Rz. 298

Den Vorsteuerabzug nach § 15 UStG kann der Land- und Forstwirt für gesondert in Rechnung gestellte Steuerbeträge für solche Leistungen in Anspruch nehmen, die nach dem Zeitpunkt des Wechsels zur Regelbesteuerung an ihn ausgeführt worden sind. Dagegen sind solche Vorsteuerbeträge vom Vorsteuerabzug ausgeschlossen, die noch zzt. der Durchschnittssatzbesteuerung an ihn ausgeführt worden sind, auch soweit die Leistungsbezüge erstmalig nach dem Übergang zur Regelbesteuerung verwendet werden.[1] Für die Auffassung in Abschn. 15.1 Abs. 5 UStAE spricht, dass die EuGH- und BFH-Rechtsprechung zum Vorsteuerabzug nach der Verwendungsabsicht[2] zur Auslegung des § 15 UStG hinsichtlich der Vorsteuerausschlüsse nach § 15 Abs. 2 und 3 UStG ergangen ist[3], wohingegen pauschalierende Landwirte bereits durch § 24 Abs. 1 S. 4 UStG von einem über den pauschalen Vorsteuerabzug hinausgehenden Vorsteuerabzug ausgeschlossen sind (Rz. 257ff.).

 
Praxis-Beispiel

Der pauschalierende Landwirt Meyer errichtet in den Jahren 01 und 02 einen Schweinestall. Für die verschiedenen Leistungen im Zusammenhang mit der Herstellung des Stalls stellen die jeweiligen leistenden Unternehmer Meyer Rechnungen mit offenem Ausweis der USt aus. Die Fertigstellung und die erstmalige Verwendung des Stalls erfolgen im Jahr 02. Zum 1.1.02 optiert Meyer zur Regelbesteuerung.
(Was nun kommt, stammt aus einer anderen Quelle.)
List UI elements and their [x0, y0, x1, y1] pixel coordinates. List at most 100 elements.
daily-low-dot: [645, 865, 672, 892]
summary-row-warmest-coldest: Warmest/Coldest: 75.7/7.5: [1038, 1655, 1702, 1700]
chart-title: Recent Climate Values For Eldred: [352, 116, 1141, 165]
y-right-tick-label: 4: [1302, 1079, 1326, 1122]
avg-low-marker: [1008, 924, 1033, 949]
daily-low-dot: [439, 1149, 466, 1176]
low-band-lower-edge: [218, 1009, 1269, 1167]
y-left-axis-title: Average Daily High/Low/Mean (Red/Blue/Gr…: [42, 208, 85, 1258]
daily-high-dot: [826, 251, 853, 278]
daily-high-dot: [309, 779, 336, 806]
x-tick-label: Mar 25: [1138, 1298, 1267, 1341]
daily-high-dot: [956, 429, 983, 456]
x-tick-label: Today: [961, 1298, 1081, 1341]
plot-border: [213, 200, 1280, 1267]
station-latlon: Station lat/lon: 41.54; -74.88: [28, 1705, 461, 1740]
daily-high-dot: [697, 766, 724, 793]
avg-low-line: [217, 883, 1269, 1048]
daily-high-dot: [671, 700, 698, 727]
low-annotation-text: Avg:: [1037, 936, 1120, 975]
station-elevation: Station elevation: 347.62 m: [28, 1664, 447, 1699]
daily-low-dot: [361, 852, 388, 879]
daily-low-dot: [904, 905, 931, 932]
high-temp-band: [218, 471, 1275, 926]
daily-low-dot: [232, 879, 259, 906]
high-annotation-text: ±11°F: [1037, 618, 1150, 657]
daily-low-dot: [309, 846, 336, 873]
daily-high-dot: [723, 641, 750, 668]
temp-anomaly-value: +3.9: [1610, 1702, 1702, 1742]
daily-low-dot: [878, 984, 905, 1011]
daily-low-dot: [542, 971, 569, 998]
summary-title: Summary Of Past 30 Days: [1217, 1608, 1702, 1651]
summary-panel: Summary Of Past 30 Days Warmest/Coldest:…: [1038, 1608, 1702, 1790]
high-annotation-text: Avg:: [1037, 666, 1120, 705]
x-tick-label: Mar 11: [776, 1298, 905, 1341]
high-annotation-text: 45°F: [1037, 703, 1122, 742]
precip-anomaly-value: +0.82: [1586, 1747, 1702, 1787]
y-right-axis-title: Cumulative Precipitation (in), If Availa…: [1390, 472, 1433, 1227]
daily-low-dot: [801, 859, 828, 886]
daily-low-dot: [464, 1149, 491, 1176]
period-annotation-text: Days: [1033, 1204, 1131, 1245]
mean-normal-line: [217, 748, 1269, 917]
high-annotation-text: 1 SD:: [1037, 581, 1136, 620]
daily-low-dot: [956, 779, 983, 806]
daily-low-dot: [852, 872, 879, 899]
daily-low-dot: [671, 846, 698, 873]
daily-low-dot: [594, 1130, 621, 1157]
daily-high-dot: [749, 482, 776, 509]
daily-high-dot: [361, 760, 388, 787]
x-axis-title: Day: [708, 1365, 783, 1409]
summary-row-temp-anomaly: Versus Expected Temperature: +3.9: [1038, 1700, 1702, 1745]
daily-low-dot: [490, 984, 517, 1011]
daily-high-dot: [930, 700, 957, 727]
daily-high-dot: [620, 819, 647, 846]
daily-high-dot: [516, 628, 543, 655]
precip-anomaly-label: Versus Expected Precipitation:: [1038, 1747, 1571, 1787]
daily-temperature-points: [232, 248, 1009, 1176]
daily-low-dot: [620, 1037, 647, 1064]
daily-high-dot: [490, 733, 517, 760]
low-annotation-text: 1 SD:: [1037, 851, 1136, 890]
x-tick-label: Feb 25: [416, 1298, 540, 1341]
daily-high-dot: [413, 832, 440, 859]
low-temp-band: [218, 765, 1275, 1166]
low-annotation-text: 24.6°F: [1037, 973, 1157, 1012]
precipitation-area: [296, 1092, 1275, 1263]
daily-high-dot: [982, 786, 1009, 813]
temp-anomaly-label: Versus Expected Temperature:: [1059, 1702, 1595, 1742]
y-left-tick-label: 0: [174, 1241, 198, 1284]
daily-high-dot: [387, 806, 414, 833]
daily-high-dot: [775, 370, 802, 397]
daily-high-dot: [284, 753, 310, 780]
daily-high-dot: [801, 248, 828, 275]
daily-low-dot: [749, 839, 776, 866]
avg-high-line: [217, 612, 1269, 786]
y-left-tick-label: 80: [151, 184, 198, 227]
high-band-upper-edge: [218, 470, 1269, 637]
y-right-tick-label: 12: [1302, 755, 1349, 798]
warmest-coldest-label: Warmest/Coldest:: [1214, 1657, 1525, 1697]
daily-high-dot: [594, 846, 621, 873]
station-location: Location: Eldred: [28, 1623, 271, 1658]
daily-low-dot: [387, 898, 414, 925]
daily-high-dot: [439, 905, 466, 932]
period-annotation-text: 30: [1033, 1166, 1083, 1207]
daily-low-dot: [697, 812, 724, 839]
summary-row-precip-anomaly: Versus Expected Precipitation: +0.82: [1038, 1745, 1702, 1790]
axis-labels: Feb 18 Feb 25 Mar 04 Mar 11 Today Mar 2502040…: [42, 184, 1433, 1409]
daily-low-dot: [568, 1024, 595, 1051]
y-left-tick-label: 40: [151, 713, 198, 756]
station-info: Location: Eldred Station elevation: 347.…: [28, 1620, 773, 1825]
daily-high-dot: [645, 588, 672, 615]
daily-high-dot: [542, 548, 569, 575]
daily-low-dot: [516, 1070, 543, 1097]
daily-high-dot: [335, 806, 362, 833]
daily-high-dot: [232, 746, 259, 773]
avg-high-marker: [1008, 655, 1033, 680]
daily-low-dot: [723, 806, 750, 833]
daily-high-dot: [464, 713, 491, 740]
Obwohl Meyer den Stall erstmalig als regelbesteuernder Unternehmer nutzt, kann er nur für die nach dem 31.12.01 an ihn ausgeführten Leistungen einen Vorsteuerabzug nach § 15 UStG vornehmen. Für die im Jahr 01 an ihn ausgeführten Leistungen kann Meyer allein zeitanteilige Berichtungen des Vorsteuerabzugs nach § 15a UStG in den Jahren 02ff. vornehmen (Rz. 303ff.).

 

Rz. 299

Kein Recht zum Vorsteuerabzug hatte der regelbesteuernde Landwirt aus dem Erwerb einer Milchquote/-referenzmenge von einer öffentlich-rechtlichen Milchquoten-Verkaufsstelle (Milchquotenbörse). Denn diese börsenähnlichen Einrichtungen, über die der flächenlose Verkauf von Milchquoten erfolgte, wurden bei der Übertragung der Milchquoten nicht als Unternehmer i. S. d. § 2 UStG tätig, weil sie insoweit hoheitliche Aufgaben aufgrund öffentlich-rechtlicher Sonderregelungen erfüllten.[4] Die Übertragung der Milchquoten durch die Milchquoten-Verkaufsstellen erfolgte dabei im eigenen Namen; sie traten also nicht lediglich als Vermittlerinnen zwischen den abgebenden und den nachfragenden Landwirten auf.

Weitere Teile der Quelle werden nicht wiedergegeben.